Matthew Elliott, co-founder and chief executive of the TaxPayers' Alliance, answers your questions:
TaxCutter: Do you think the Taxpayers' Alliance would have become the, thankfully, successful group it has, had the Conservatives in recent years countered the government with a more traditional tax cutting policy? What do you think is the most effective way on an issue such as tax of changing or forming public opinion?
With the exception of the United States (where I’m replying to these questions from the National Taxpayers’ Union conference), taxpayer groups only generally succeed where there isn’t a major party committed to lower taxes. There wasn’t a pressing need for a TaxPayers’ Alliance when Margaret Thatcher was Prime Minister – Geoffrey Howe and Nigel Lawson did a great job cutting taxes – but as soon as taxes began to rise under John Major the political space emerged for a UK taxpayer group. Now the TaxPayers’ Alliance has emerged, I hope that it has a role to play regardless of the future positions taken by the political parties, because taxpayers desperately need a group to represent them in the corridors of power and to provide some counterbalance to the countless groups arguing for more spending and therefore higher taxes.
Regarding public opinion, you are absolutely right that this is the key. If I go to a politician with a 100 page pamphlet setting out the case for lower taxes, the chances are that their eyes will glaze over and they’ll put it in the round file once I’ve left the room. However, if I give them an opinion poll demonstrating that people in their part of the country want lower taxes and show them a leaflet that our activists are delivering in their constituency calling for lower taxes, there’s a chance they’ll take an interest. This is why our focus is on changing public opinion and the way that we’re doing this is to demonstrate that their money is being wasted, to show that there is room for tax cuts and to show how lower taxes help families and create jobs.
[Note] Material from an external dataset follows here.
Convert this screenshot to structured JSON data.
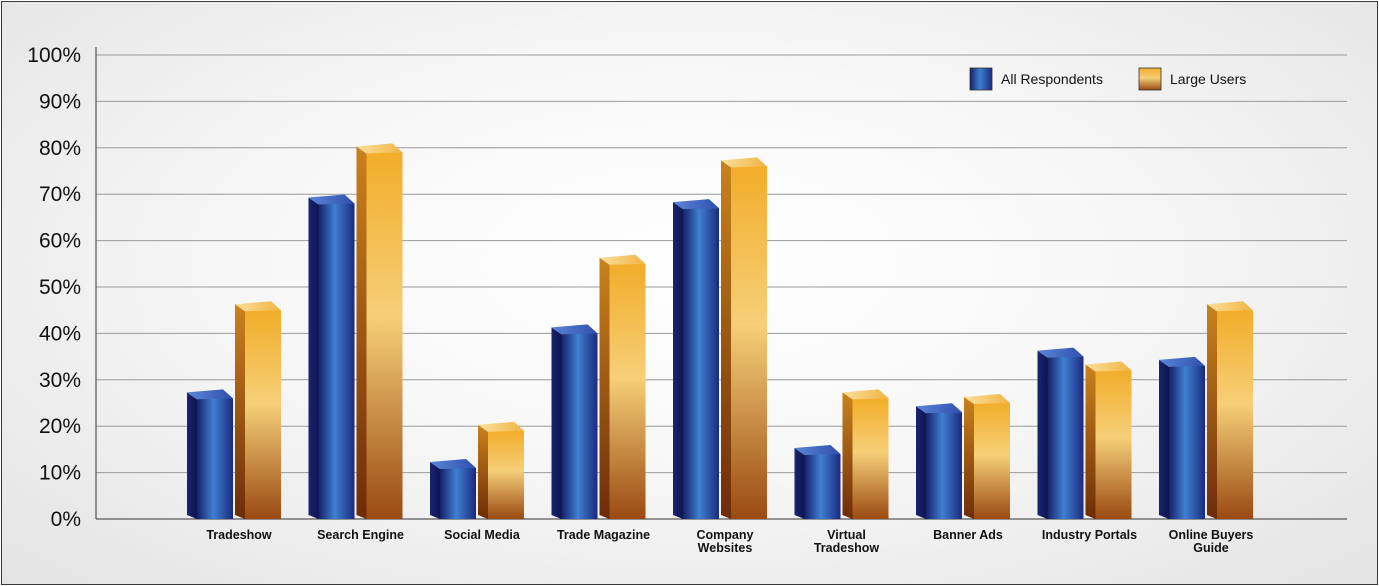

Umbrella Man: You started TPA only a few years ago and it's grown very fast. What advice would you give to someone starting something similar?
The key reason for the TPA’s success, Umbrella Man, is that we represent a group in society – taxpayers – who are incredibly important but who have never had a unified voice in the media. When I worked at the European Foundation, I saw how Business for Sterling managed to dominate the European debate within a short period of time by running a competent media campaign and by building a credible coalition of support for their position, representing every group from businessmen to trades unionists to environmentalists. My advice to new groups would be to establish yourself as a single-issue campaign group. I think the age where the media automatically reported every new publication from a multi-issue think-tank, just because it represented the view of an expert sitting in SW1, has gone. The cost of political action has massively fallen, allowing organisations to emerge that represent disparate groups of people. If you can credibly claim to represent a certain group or point of view in society, you will be successful because you will get media coverage.